Inizia oggi la Settimana di
preghiera per l’Unità dei Cristiani che quest’anno si svolge sul tema: “Cristo
è stato forse diviso?”(1 Cor 1,13). Ieri, Papa Francesco, incontrando una
delegazione ecumenica finlandese, ha incoraggiato “a non desistere” mai nello
“sforzo ecumenico, fedeli a quanto lo stesso Signore Gesù ha invocato dal
Padre: che tutti siano una cosa sola”. Sul significato del tema di questa
Settimana, Mario Galgano ha intervistato il cardinale Kurt Koch,
presidente del Pontificio Consiglio per la Promozione dell’Unità dei Cristiani:
R. – Mi sembra che il tema rappresenti una sfida particolare: è tratto dalla Prima Lettera ai Corinzi, ed è preceduto da quanto dice Paolo: la gente dice: “Io sono di Pietro, io sono di Apollo”, e poi segue la domanda: “Cristo è stato forse diviso?”. Ovviamente, Cristo mai potrà essere diviso, neanche il suo corpo può essere diviso; eppure, nella Storia si sono verificate tante scissioni, tante separazioni.
Questa domanda provocatoria deve
quindi tornare a porre al centro dell’ecumenismo che le separazioni non possono
corrispondere alla volontà di Cristo, e che dobbiamo superarle con urgenza. Fin
da bambino mi ha molto colpito, nella storia della Passione, che i soldati
romani abbiano diviso tutto quello che era del Signore, fuorché la sua veste.
Non l’hanno divisa, hanno voluto lasciarla intera; così anche essa è diventata,
nella storia della Chiesa, segno dell’unità della Chiesa. Mi colpì, poi, il
fatto che noi cristiani abbiamo invece fatto quello che i soldati non avevano
ancora fatto: abbiamo stracciato la veste del Signore. Ci vorrà tanto lavoro
per rimetterla insieme …
D. – Cosa ci può dire del dialogo tra la Chiesa cattolica e i fratelli delle Chiese ortodosse?
D. – Cosa ci può dire del dialogo tra la Chiesa cattolica e i fratelli delle Chiese ortodosse?
R. – Dobbiamo distinguere: il
dialogo dell’amore, cioè i rapporti d’amicizia e di collaborazione e di
fratellanza, procedono molto bene con molte Chiese ortodosse; io stesso ho
visitato, lo scorso dicembre, la Romania e la Russia ed ho avuto contatti con
le Chiese ortodosse. Per quanto riguarda il dialogo teologico, purtroppo non
c’è stata più un’assemblea plenaria dal 2010, mentre stiamo preparando la
prossima assemblea generale che si svolgerà in autunno in Serbia.

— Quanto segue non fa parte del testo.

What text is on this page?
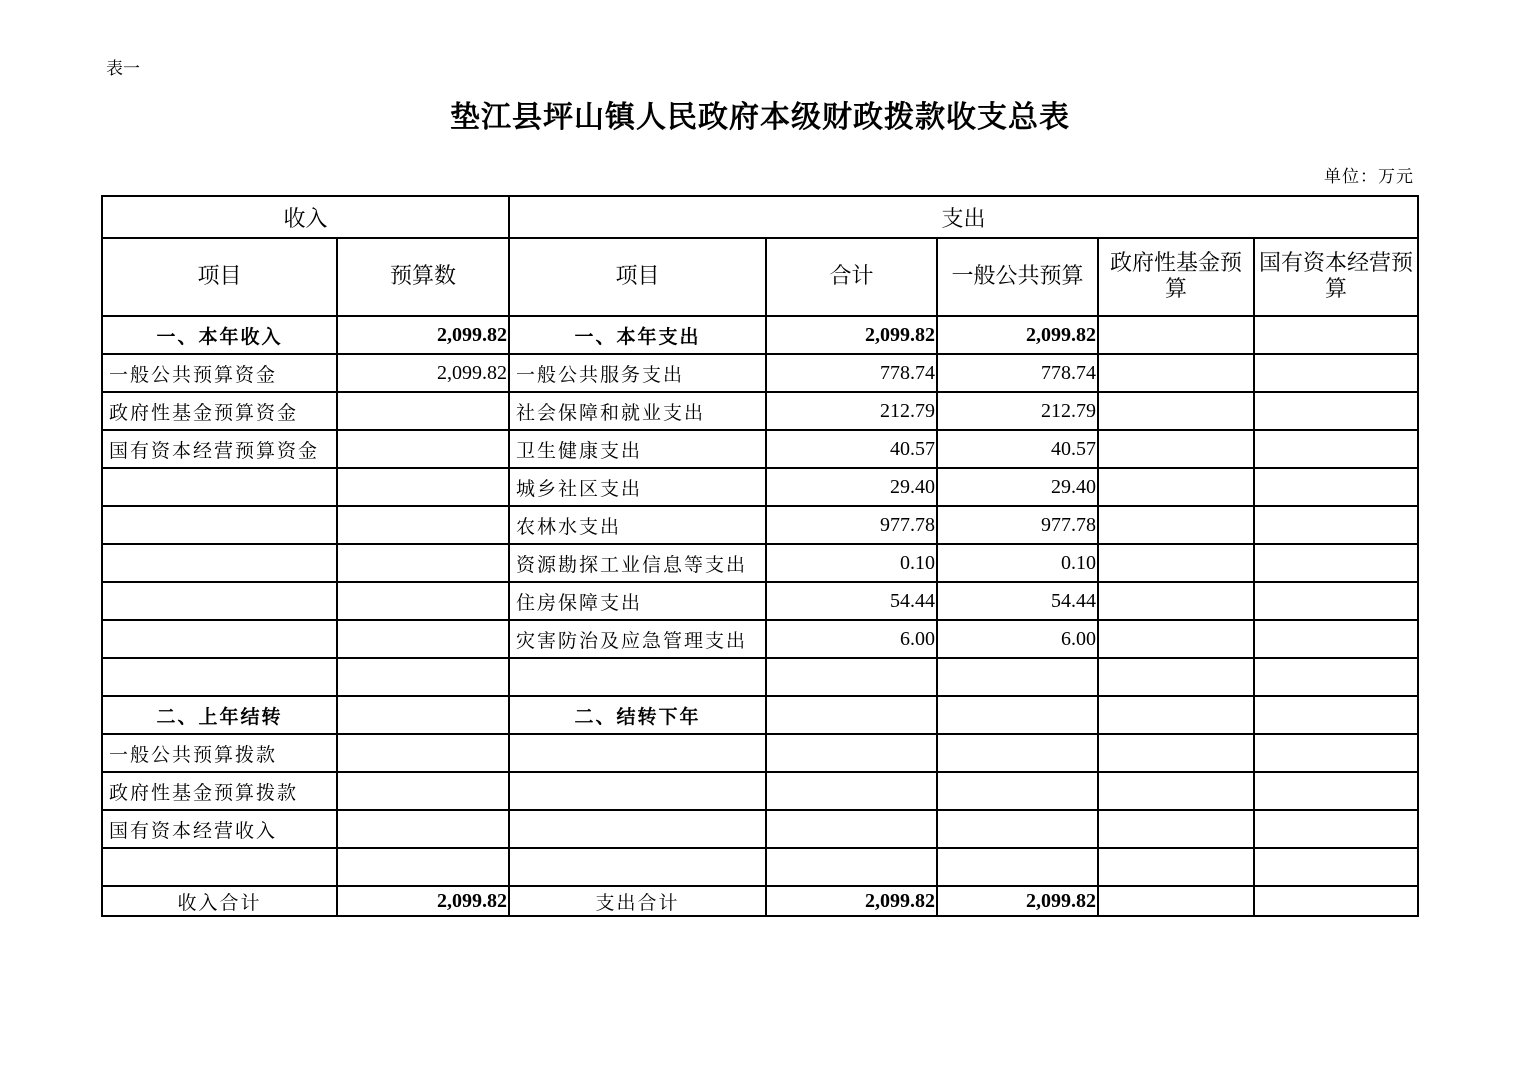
表一
垫江县坪山镇人民政府本级财政拨款收支总表
单位：万元
收入		支出				
项目	预算数	项目	合计	一般公共预算	政府性基金预算	国有资本经营预算
一、本年收入	2,099.82	一、本年支出	2,099.82	2,099.82		
一般公共预算资金	2,099.82	一般公共服务支出	778.74	778.74		
政府性基金预算资金		社会保障和就业支出	212.79	212.79		
国有资本经营预算资金		卫生健康支出	40.57	40.57		
		城乡社区支出	29.40	29.40		
		农林水支出	977.78	977.78		
		资源勘探工业信息等支出	0.10	0.10		
		住房保障支出	54.44	54.44		
		灾害防治及应急管理支出	6.00	6.00		

二、上年结转		二、结转下年				
一般公共预算拨款						
政府性基金预算拨款						
国有资本经营收入						

收入合计	2,099.82	支出合计	2,099.82	2,099.82		
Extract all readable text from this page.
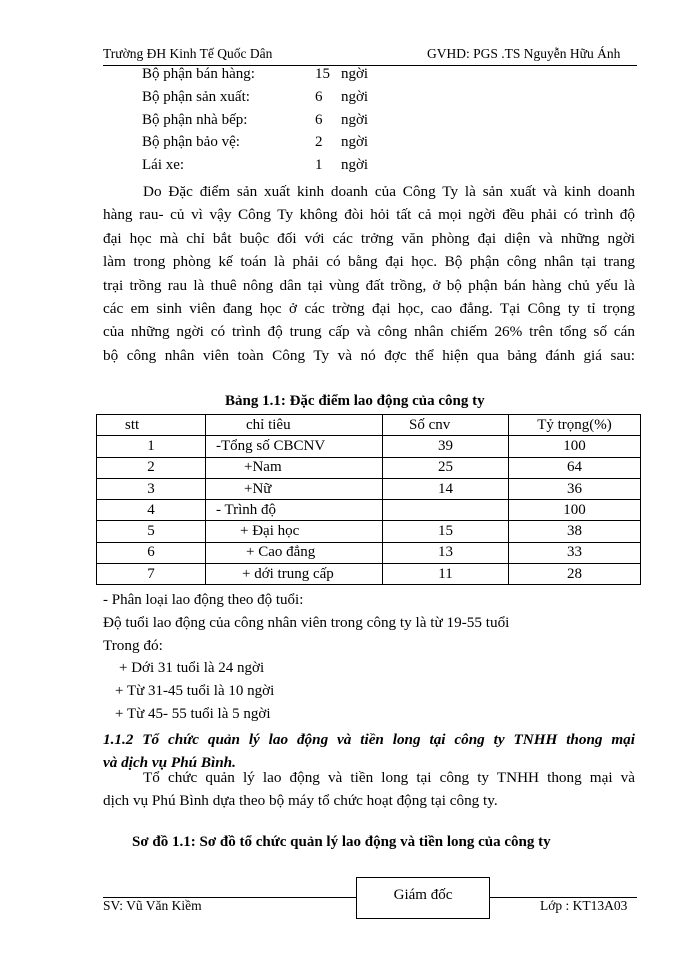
Trường ĐH Kinh Tế Quốc Dân	GVHD: PGS .TS Nguyễn Hữu Ánh
Bộ phận bán hàng:	15 ngời
Bộ phận sản xuất:	6 ngời
Bộ phận nhà bếp:	6 ngời
Bộ phận bảo vệ:	2 ngời
Lái xe:	1 ngời
Do Đặc điểm sản xuất kinh doanh của Công Ty là sản xuất và kinh doanh
hàng rau- củ vì vậy Công Ty không đòi hỏi tất cả mọi ngời đều phải có trình độ
đại học mà chỉ bắt buộc đối với các trởng văn phòng đại diện và những ngời
làm trong phòng kế toán là phải có bằng đại học. Bộ phận công nhân tại trang
trại trồng rau là thuê nông dân tại vùng đất trồng, ở bộ phận bán hàng chủ yếu là
các em sinh viên đang học ở các trờng đại học, cao đẳng. Tại Công ty tỉ trọng
của những ngời có trình độ trung cấp và công nhân chiếm 26% trên tổng số cán
bộ công nhân viên toàn Công Ty và nó đợc thể hiện qua bảng đánh giá sau:
Bảng 1.1: Đặc điểm lao động của công ty
stt	chỉ tiêu	Số cnv	Tỷ trọng(%)
1	-Tổng số CBCNV	39	100
2	+Nam	25	64
3	+Nữ	14	36
4	- Trình độ		100
5	+ Đại học	15	38
6	+ Cao đẳng	13	33
7	+ dới trung cấp	11	28
- Phân loại lao động theo độ tuổi:
Độ tuổi lao động của công nhân viên trong công ty là từ 19-55 tuổi
Trong đó:
+ Dới 31 tuổi là 24 ngời
+ Từ 31-45 tuổi là 10 ngời
+ Từ 45- 55 tuổi là 5 ngời
1.1.2 Tổ chức quản lý lao động và tiền long tại công ty TNHH thong mại
và dịch vụ Phú Bình.
Tổ chức quản lý lao động và tiền long tại công ty TNHH thong mại và
dịch vụ Phú Bình dựa theo bộ máy tổ chức hoạt động tại công ty.
Sơ đồ 1.1: Sơ đồ tổ chức quản lý lao động và tiền long của công ty
SV: Vũ Văn Kiềm	Lớp : KT13A03
Giám đốc
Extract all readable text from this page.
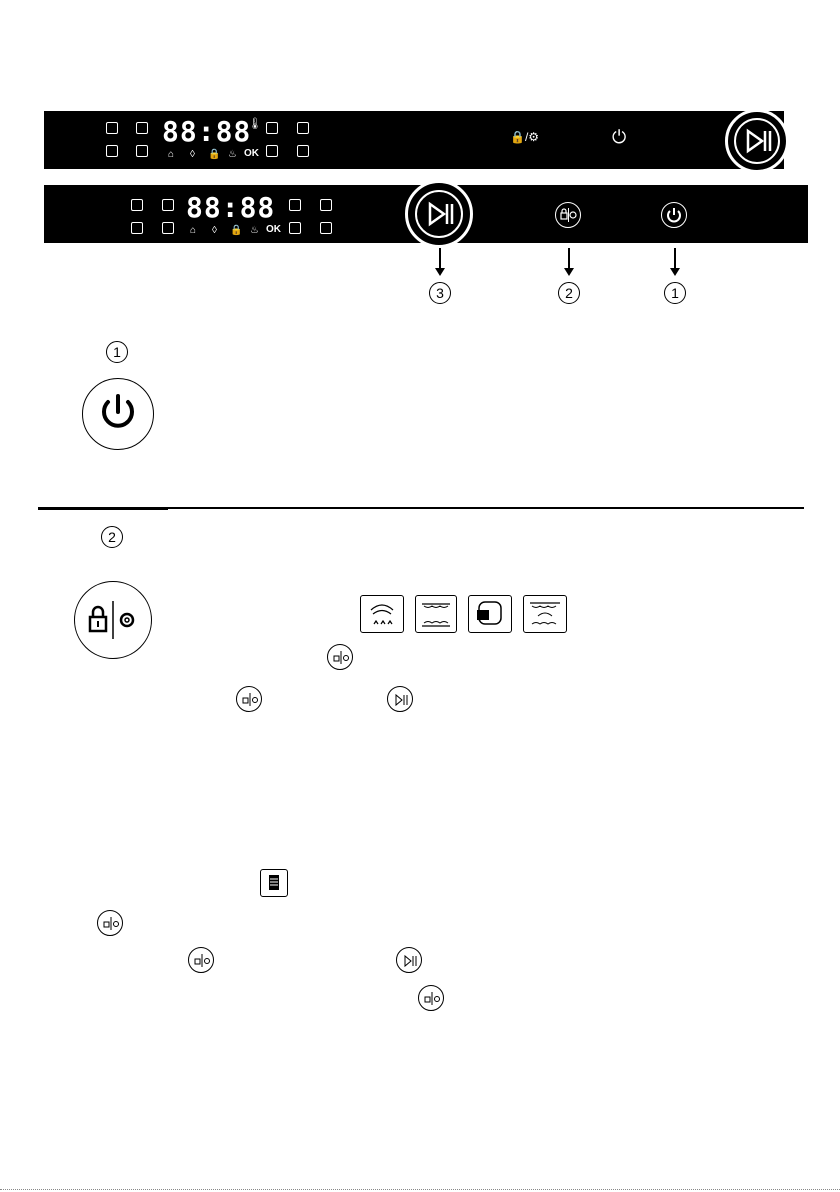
88:88
🌡
⌂ ◊ 🔒 ♨ OK
🔒/⚙	⏻
88:88
⌂ ◊ 🔒 ♨ OK
3	2	1
1
2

Recentemente si è verificato un
fatto che un po’ mette in difficoltà questo dialogo, ed è il documento che il
Patriarcato russo ortodosso ha pubblicato sul primato, che in realtà è una
presa di posizione nei riguardi del dialogo che si svolge con tutte le Chiese
ortodosse. Ora dobbiamo ricominciare a cercare una strada, all’interno di
questa commissione. Nel frattempo, un metropolita greco ortodosso ha preso posizione
nei riguardi di questo documento e così si è aperto un dialogo intra-ortodosso
sul primato, e mi sembra che anche questo sia positivo.
D. – Invece, qual è la situazione nelle Chiese della Riforma?
R. – Naturalmente, la Riforma è
un fenomeno dalle molte sfaccettature ed ha molti aspetti diversi. Credo che la
Riforma sia stata diversa in Svizzera rispetto alla Germania; la Riforma nei
Paesi nordici è stata una cosa ancora diversa: infatti, in quei Paesi non ci
sono stati movimenti popolari ma un’imposizione dei re. Ora, piazzare tutto
questo sotto il termine “Riforma 2017” non è proprio semplice. Comunque,
nell’autunno scorso si è svolto un congresso internazionale a Zurigo per la
preparazione comune della memoria della Riforma all’interno del mondo
protestante, e trovo che questo sia molto positivo.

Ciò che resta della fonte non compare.